The seventeen-year cicadas punched out in May and throttled through June. On porch evenings, sitting with my Apollos, we discerned three calls. One with four distinct parts, one with two crescendos, and a third went skeedle-dee-boppity-doobop-deedleeeeee. I couldn’t decode cricket, noise looping excitedly all around in the night, in the trees: labor pains. What are they saying, Apollos?
He said, it is like Dr. Seuss Go Dog Go, where you think it’s about hats, but it’s one big huge dog party up in the trees.
I said, Mother Nature has been dogging me all day, while I was thinking about what shirt to wear, she was keeping up pressure on the gas pedal and messing with the governor. Driving me to that big dog party.
He said, I don’t know how to say their sound. I hear, yet see the circus acrobat, pretty lady, who can hula-hoop fifty silver rings at a time. Sometimes they are all rotating excitedly out of rhythm, and then, in a moment of fluid clarity, all the hoops shimmer as one serpentine tube. That’s the sound.

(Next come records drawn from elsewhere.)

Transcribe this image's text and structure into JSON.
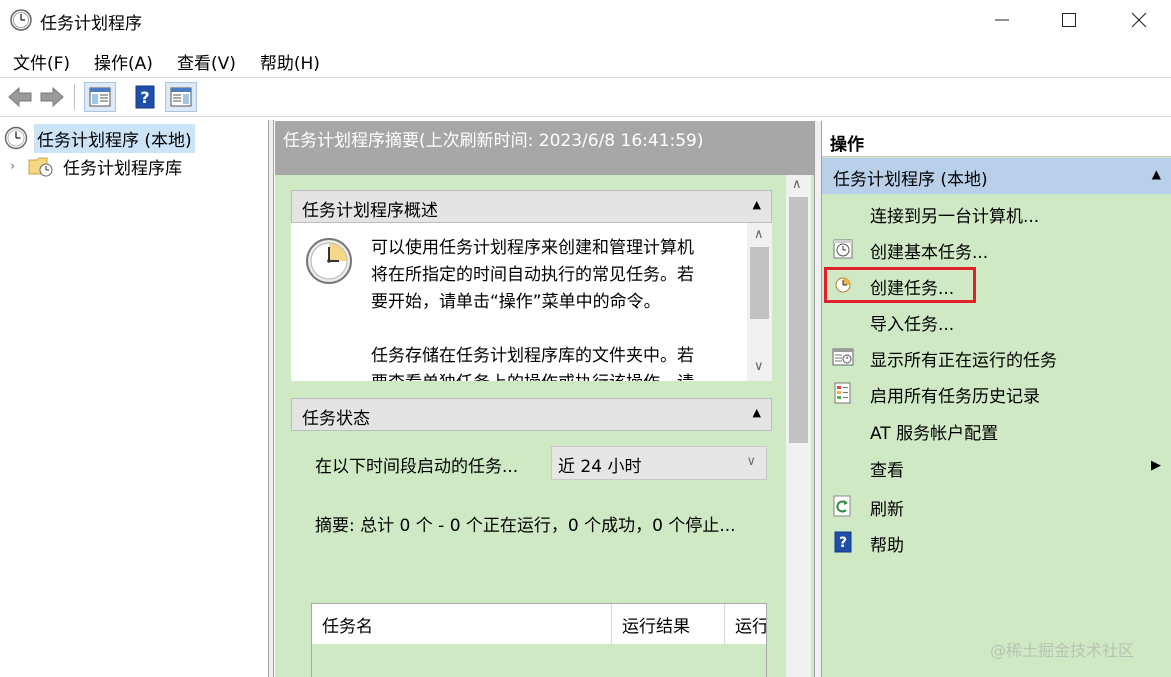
{
  "window": {
    "title": "任务计划程序"
  },
  "menu": [
    "文件(F)",
    "操作(A)",
    "查看(V)",
    "帮助(H)"
  ],
  "tree": {
    "root_label": "任务计划程序 (本地)",
    "child_label": "任务计划程序库"
  },
  "middle": {
    "header": "任务计划程序摘要(上次刷新时间: 2023/6/8 16:41:59)",
    "overview": {
      "title": "任务计划程序概述",
      "lines": [
        "可以使用任务计划程序来创建和管理计算机",
        "将在所指定的时间自动执行的常见任务。若",
        "要开始，请单击“操作”菜单中的命令。",
        "",
        "任务存储在任务计划程序库的文件夹中。若",
        "要查看单独任务上的操作或执行该操作，请"
      ]
    },
    "status": {
      "title": "任务状态",
      "period_label": "在以下时间段启动的任务...",
      "period_value": "近 24 小时",
      "summary": "摘要: 总计 0 个 - 0 个正在运行，0 个成功，0 个停止...",
      "table_columns": [
        "任务名",
        "运行结果",
        "运行"
      ]
    }
  },
  "actions": {
    "title": "操作",
    "group_label": "任务计划程序 (本地)",
    "items": [
      {
        "label": "连接到另一台计算机...",
        "icon": "none"
      },
      {
        "label": "创建基本任务...",
        "icon": "basic-task-icon"
      },
      {
        "label": "创建任务...",
        "icon": "create-task-icon"
      },
      {
        "label": "导入任务...",
        "icon": "none"
      },
      {
        "label": "显示所有正在运行的任务",
        "icon": "running-tasks-icon"
      },
      {
        "label": "启用所有任务历史记录",
        "icon": "history-icon"
      },
      {
        "label": "AT 服务帐户配置",
        "icon": "none"
      },
      {
        "label": "查看",
        "icon": "none"
      },
      {
        "label": "刷新",
        "icon": "refresh-icon"
      },
      {
        "label": "帮助",
        "icon": "help-icon"
      }
    ]
  },
  "watermark": "@稀土掘金技术社区",
  "colors": {
    "panel_green": "#cfe9c5",
    "header_gray": "#a7a7a7",
    "group_blue": "#b9d0ea",
    "highlight_red": "#e0202a",
    "selected_blue": "#cce4f7"
  }
}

I said, yes. That is the sound. It rolls.
And today is the day, in a serpentine swirl and some huffy dog language I am going to. I am going to. Growl and say Gnnnnnhhhhhh.
A girl will crawl out of the mud of me, and she will roll and skritch in my cochlea. It is past midnight, and we are on the sleeping porch, go bag and car keys. Knowing, the hospital is 9 miles, 8 potholes, 7 lights, 6 turns, and can do can do Mother Nature is shifting my gear box: its shimmering patterns of serpentine flesh have a will have a will have a throttle.
Notes from Guest Reader Kathy Fish
This story simply clobbered me. Weighing in at 290 words, it is bursting with language and sound, tenderness and beauty.